I run a sporting website, and it's often useful to rank people against each other based on their previous meetings.

See this example set of data:

On the left is the raw "unsorted" view. On the right is the correctly sorted (in my opinion) list.

Each square shows the number of times they've competed against each other, and the percentage of victories. They're shaded based on the percentage.

I have this in a webpage, with "up" and "down" controls alongside each row, and I can manually nudge them around until I get what I want.

I'm just not quite sure of the best way to automate this.

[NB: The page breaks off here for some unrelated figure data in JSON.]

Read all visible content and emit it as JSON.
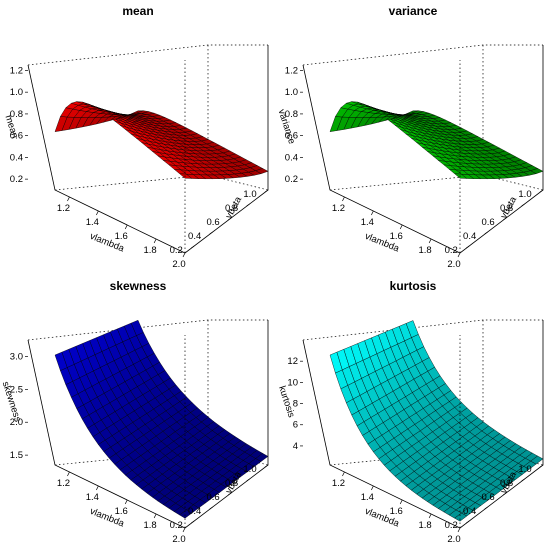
{
  "chart_data": [
    {
      "type": "surface3d",
      "title": "mean",
      "xlabel": "vlambda",
      "ylabel": "vbeta",
      "zlabel": "mean",
      "x_ticks": [
        "1.2",
        "1.4",
        "1.6",
        "1.8",
        "2.0"
      ],
      "y_ticks": [
        "0.2",
        "0.4",
        "0.6",
        "0.8",
        "1.0"
      ],
      "z_ticks": [
        "0.2",
        "0.4",
        "0.6",
        "0.8",
        "1.0",
        "1.2"
      ],
      "xlim": [
        1.1,
        2.0
      ],
      "ylim": [
        0.1,
        1.0
      ],
      "zlim": [
        0.1,
        1.25
      ],
      "color": "#ff0000",
      "surface_range": [
        0.14,
        0.93
      ]
    },
    {
      "type": "surface3d",
      "title": "variance",
      "xlabel": "vlambda",
      "ylabel": "vbeta",
      "zlabel": "variance",
      "x_ticks": [
        "1.2",
        "1.4",
        "1.6",
        "1.8",
        "2.0"
      ],
      "y_ticks": [
        "0.2",
        "0.4",
        "0.6",
        "0.8",
        "1.0"
      ],
      "z_ticks": [
        "0.2",
        "0.4",
        "0.6",
        "0.8",
        "1.0",
        "1.2"
      ],
      "xlim": [
        1.1,
        2.0
      ],
      "ylim": [
        0.1,
        1.0
      ],
      "zlim": [
        0.1,
        1.25
      ],
      "color": "#00cc00",
      "surface_range": [
        0.14,
        0.93
      ]
    },
    {
      "type": "surface3d",
      "title": "skewness",
      "xlabel": "vlambda",
      "ylabel": "vbeta",
      "zlabel": "skewness",
      "x_ticks": [
        "1.2",
        "1.4",
        "1.6",
        "1.8",
        "2.0"
      ],
      "y_ticks": [
        "0.2",
        "0.4",
        "0.6",
        "0.8",
        "1.0"
      ],
      "z_ticks": [
        "1.5",
        "2.0",
        "2.5",
        "3.0"
      ],
      "xlim": [
        1.1,
        2.0
      ],
      "ylim": [
        0.1,
        1.0
      ],
      "zlim": [
        1.35,
        3.25
      ],
      "color": "#0000cc",
      "surface_range": [
        1.41,
        3.24
      ]
    },
    {
      "type": "surface3d",
      "title": "kurtosis",
      "xlabel": "vlambda",
      "ylabel": "vbeta",
      "zlabel": "kurtosis",
      "x_ticks": [
        "1.2",
        "1.4",
        "1.6",
        "1.8",
        "2.0"
      ],
      "y_ticks": [
        "0.2",
        "0.4",
        "0.6",
        "0.8",
        "1.0"
      ],
      "z_ticks": [
        "4",
        "6",
        "8",
        "10",
        "12"
      ],
      "xlim": [
        1.1,
        2.0
      ],
      "ylim": [
        0.1,
        1.0
      ],
      "zlim": [
        2.2,
        14.0
      ],
      "color": "#00ffff",
      "surface_range": [
        2.6,
        13.9
      ]
    }
  ]
}
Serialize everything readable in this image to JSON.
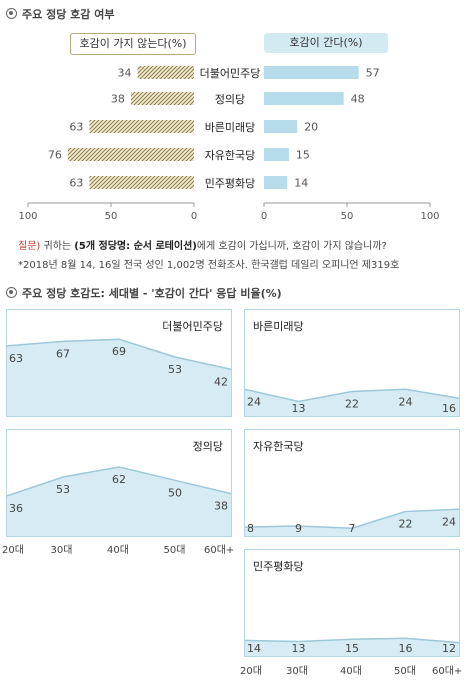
{
  "section1_title": "주요 정당 호감 여부",
  "section2_title": "주요 정당 호감도: 세대별 - '호감이 간다' 응답 비율(%)",
  "legend_left": "호감이 가지 않는다(%)",
  "legend_right": "호감이 간다(%)",
  "note_question_tag": "질문)",
  "note_question_pre": "귀하는",
  "note_question_bold": "(5개 정당명: 순서 로테이션)",
  "note_question_post": "에게 호감이 가십니까, 호감이 가지 않습니까?",
  "note_source": "*2018년 8월 14, 16일 전국 성인 1,002명 전화조사. 한국갤럽 데일리 오피니언 제319호",
  "colors": {
    "favorable": "#b6dbea",
    "unfavorable_hatch": "#8c7a46",
    "area_fill": "#d6ebf3",
    "area_line": "#9cc8da",
    "panel_border": "#b5d6e3"
  },
  "chart_data": [
    {
      "type": "bar",
      "categories": [
        "더불어민주당",
        "정의당",
        "바른미래당",
        "자유한국당",
        "민주평화당"
      ],
      "series": [
        {
          "name": "호감이 가지 않는다(%)",
          "values": [
            34,
            38,
            63,
            76,
            63
          ]
        },
        {
          "name": "호감이 간다(%)",
          "values": [
            57,
            48,
            20,
            15,
            14
          ]
        }
      ],
      "left_axis_ticks": [
        "100",
        "50",
        "0"
      ],
      "right_axis_ticks": [
        "0",
        "50",
        "100"
      ],
      "xlim": [
        0,
        100
      ]
    },
    {
      "type": "area",
      "x": [
        "20대",
        "30대",
        "40대",
        "50대",
        "60대+"
      ],
      "ylim": [
        0,
        100
      ],
      "panels": [
        {
          "name": "더불어민주당",
          "values": [
            63,
            67,
            69,
            53,
            42
          ]
        },
        {
          "name": "바른미래당",
          "values": [
            24,
            13,
            22,
            24,
            16
          ]
        },
        {
          "name": "정의당",
          "values": [
            36,
            53,
            62,
            50,
            38
          ]
        },
        {
          "name": "자유한국당",
          "values": [
            8,
            9,
            7,
            22,
            24
          ]
        },
        {
          "name": "민주평화당",
          "values": [
            14,
            13,
            15,
            16,
            12
          ]
        }
      ]
    }
  ]
}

The numbers at the end of each row are a quick idea I roughed out, and equal to the sum across the row of (percentage-50 * column number). As you can see, they do a fairly good job, with only the first two rows being "wrong". They don't give any weight to number of meetings though, only the win percentage.

The final-column numbers change depending on the row order as well, as can be seen by comparing the left and right tables in the image, so sorting on the initial values wouldn't work that well. Looping a sort + re-calc a couple of times might do the job.

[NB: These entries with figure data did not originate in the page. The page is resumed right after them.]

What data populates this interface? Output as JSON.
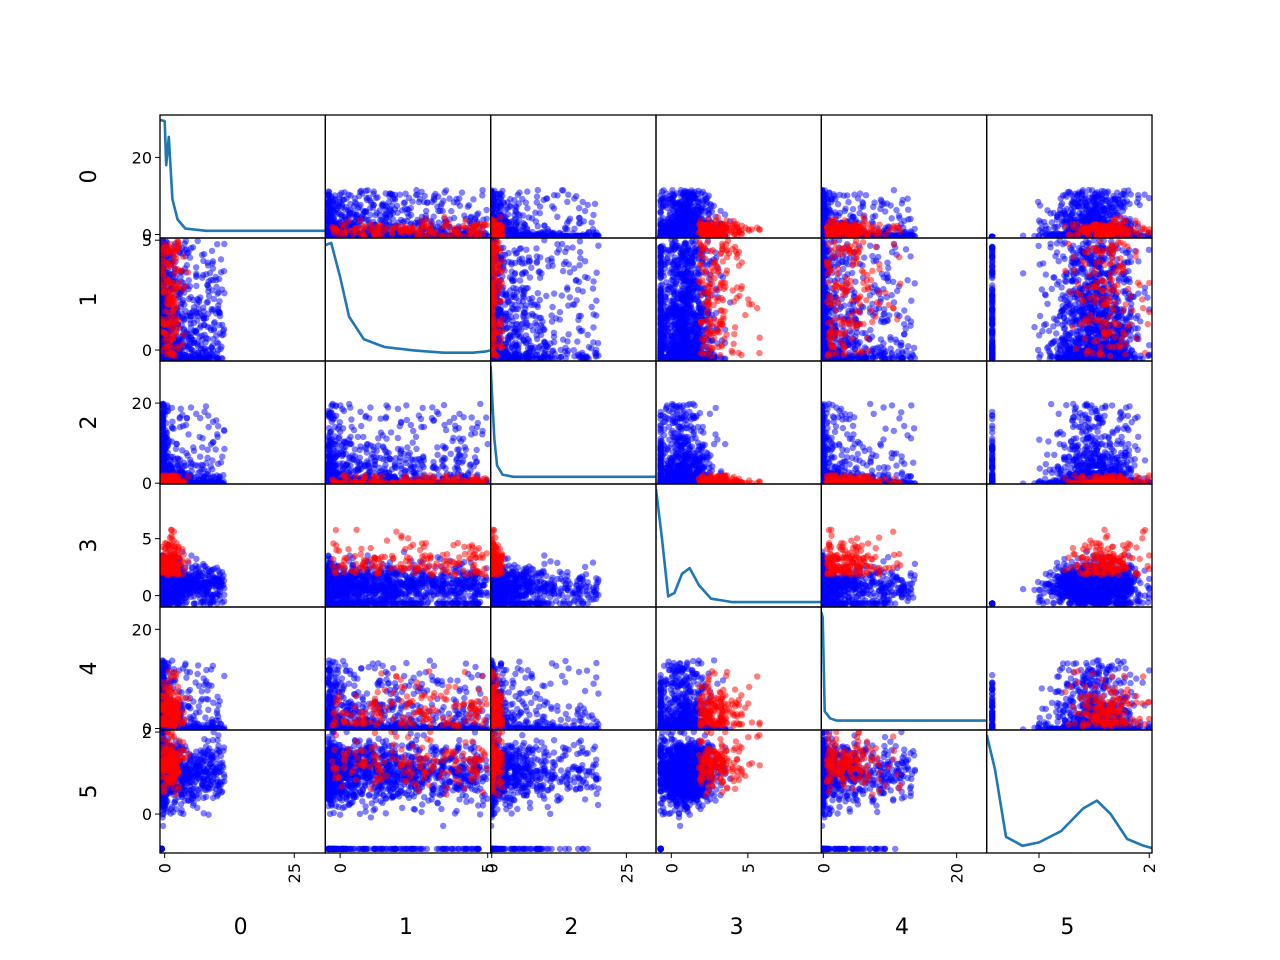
{
  "chart_data": {
    "type": "scatter-matrix",
    "variables": [
      "0",
      "1",
      "2",
      "3",
      "4",
      "5"
    ],
    "diagonal": "kde",
    "series": [
      {
        "name": "",
        "color": "#0000ff"
      },
      {
        "name": "",
        "color": "#ff0000"
      }
    ],
    "kde_color": "#1f77b4",
    "axes": [
      {
        "label": "0",
        "range": [
          -0.9,
          31
        ],
        "ticks": [
          0,
          20
        ],
        "xticks": [
          0,
          25
        ]
      },
      {
        "label": "1",
        "range": [
          -0.5,
          5.1
        ],
        "ticks": [
          0,
          5
        ],
        "xticks": [
          0,
          5
        ]
      },
      {
        "label": "2",
        "range": [
          -0.2,
          30.5
        ],
        "ticks": [
          0,
          20
        ],
        "xticks": [
          0,
          25
        ]
      },
      {
        "label": "3",
        "range": [
          -1.0,
          9.8
        ],
        "ticks": [
          0,
          5
        ],
        "xticks": [
          0,
          5
        ]
      },
      {
        "label": "4",
        "range": [
          -0.3,
          24.5
        ],
        "ticks": [
          0,
          20
        ],
        "xticks": [
          0,
          20
        ]
      },
      {
        "label": "5",
        "range": [
          -0.95,
          2.05
        ],
        "ticks": [
          0,
          2
        ],
        "xticks": [
          0,
          2
        ]
      }
    ],
    "kde_curves": [
      {
        "var": "0",
        "x": [
          -0.9,
          0,
          0.3,
          0.8,
          1.5,
          2.5,
          4,
          8,
          31
        ],
        "y": [
          1,
          0.99,
          0.6,
          0.85,
          0.3,
          0.12,
          0.04,
          0.02,
          0.02
        ]
      },
      {
        "var": "1",
        "x": [
          -0.5,
          -0.3,
          0,
          0.3,
          0.8,
          1.5,
          2.5,
          3.5,
          4.5,
          4.9,
          5.1
        ],
        "y": [
          0.98,
          1.0,
          0.7,
          0.35,
          0.15,
          0.08,
          0.05,
          0.03,
          0.03,
          0.04,
          0.05
        ]
      },
      {
        "var": "2",
        "x": [
          -0.2,
          0,
          0.5,
          1,
          2,
          4,
          8,
          30.5
        ],
        "y": [
          1.0,
          0.8,
          0.35,
          0.12,
          0.04,
          0.02,
          0.02,
          0.02
        ]
      },
      {
        "var": "3",
        "x": [
          -1.0,
          -0.6,
          -0.2,
          0.2,
          0.7,
          1.2,
          1.8,
          2.6,
          4,
          9.8
        ],
        "y": [
          1.0,
          0.55,
          0.05,
          0.08,
          0.25,
          0.3,
          0.15,
          0.03,
          0.0,
          0.0
        ]
      },
      {
        "var": "4",
        "x": [
          -0.3,
          -0.1,
          0.2,
          0.5,
          1,
          2,
          4,
          24.5
        ],
        "y": [
          1.0,
          0.95,
          0.12,
          0.1,
          0.06,
          0.04,
          0.04,
          0.04
        ]
      },
      {
        "var": "5",
        "x": [
          -0.95,
          -0.8,
          -0.6,
          -0.3,
          0,
          0.4,
          0.8,
          1.05,
          1.3,
          1.6,
          1.9,
          2.05
        ],
        "y": [
          1.0,
          0.7,
          0.1,
          0.02,
          0.05,
          0.15,
          0.35,
          0.42,
          0.3,
          0.08,
          0.02,
          0.0
        ]
      }
    ]
  }
}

I expect I can cobble something together to make this work... but I feel SO will have some much better ideas, and I'm all ears.

Answer 1

Just to add to j_random's answer, you can isolate cycles using something like Tarjan's strongly connected components algorithm. Within a strongly connected component, you could use another method for sorting the items.

Answer 2

A tournament is a graph in which there is exactly one directed edge between every pair of vertices; to create such a graph from your input, you could make a graph with a vertex for each player, and then "point" each edge between two players in the direction of the player who won a majority of games (you will need to break ties somehow).

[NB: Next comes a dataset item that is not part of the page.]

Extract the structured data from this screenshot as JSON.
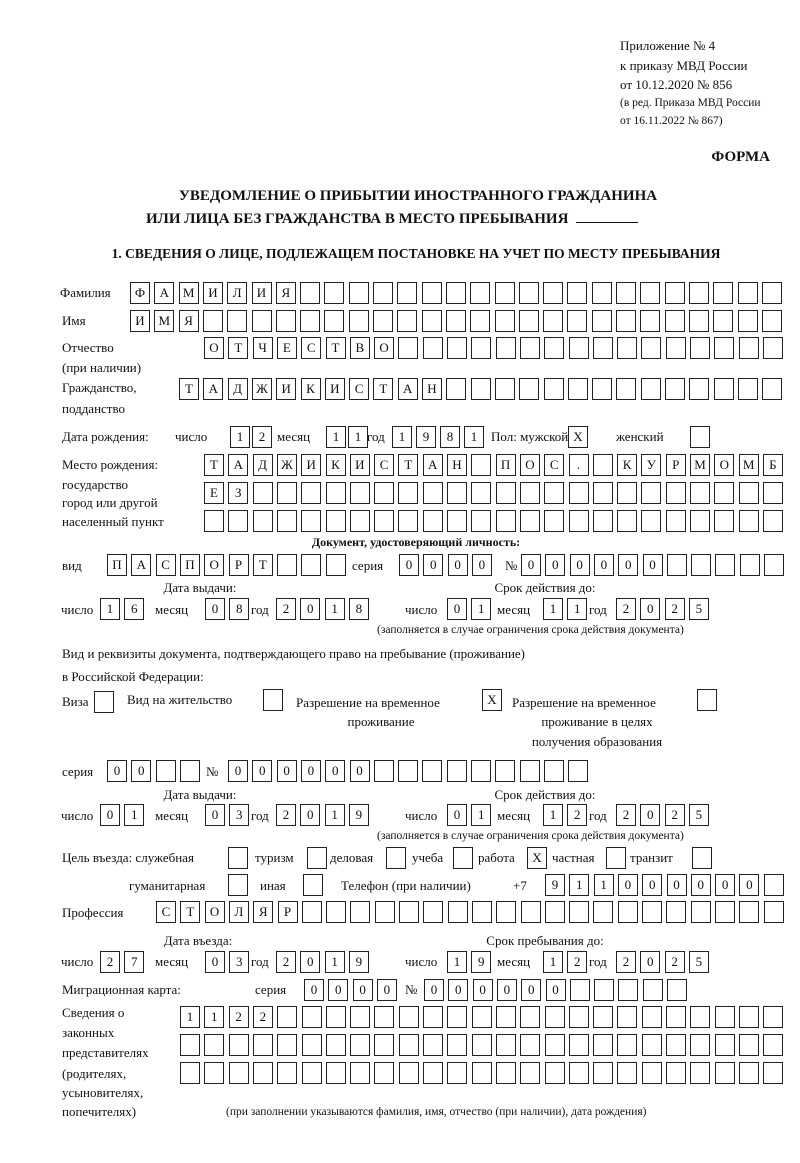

If you do this, and if there are no cycles A > B > ... > A of the type I mentioned in my comment in this graph, then the graph is transitive, and you can order the players using a topological sort of the graph. This takes just linear time in the number of edges, i.e. O(n^2) for n players.

If there are such cycles, then there's no "perfect" ordering of players: any ordering will place at least one player after some player that they have beaten. In that case, a reasonable alternative is to look for orderings that minimise the number of these "edge violations". This turns out to be a well-studied NP-hard problem in computer science called (Minimum) Feedback Arc Set in Tournaments (FAST). A feedback arc set is a set of directed edges ("arcs") which, if deleted from the graph, would leave a graph with no directed cycles -- which can then be easily turned into an order using topological sort as before.

This paper describes a recent attack on the problem. I haven't read the paper, but this is an active area of research and so the algorithm is probably quite complicated -- but it might give you ideas about how to create a simpler algorithm that runs slower (but acceptably fast on such small instances), or how to create a heuristic.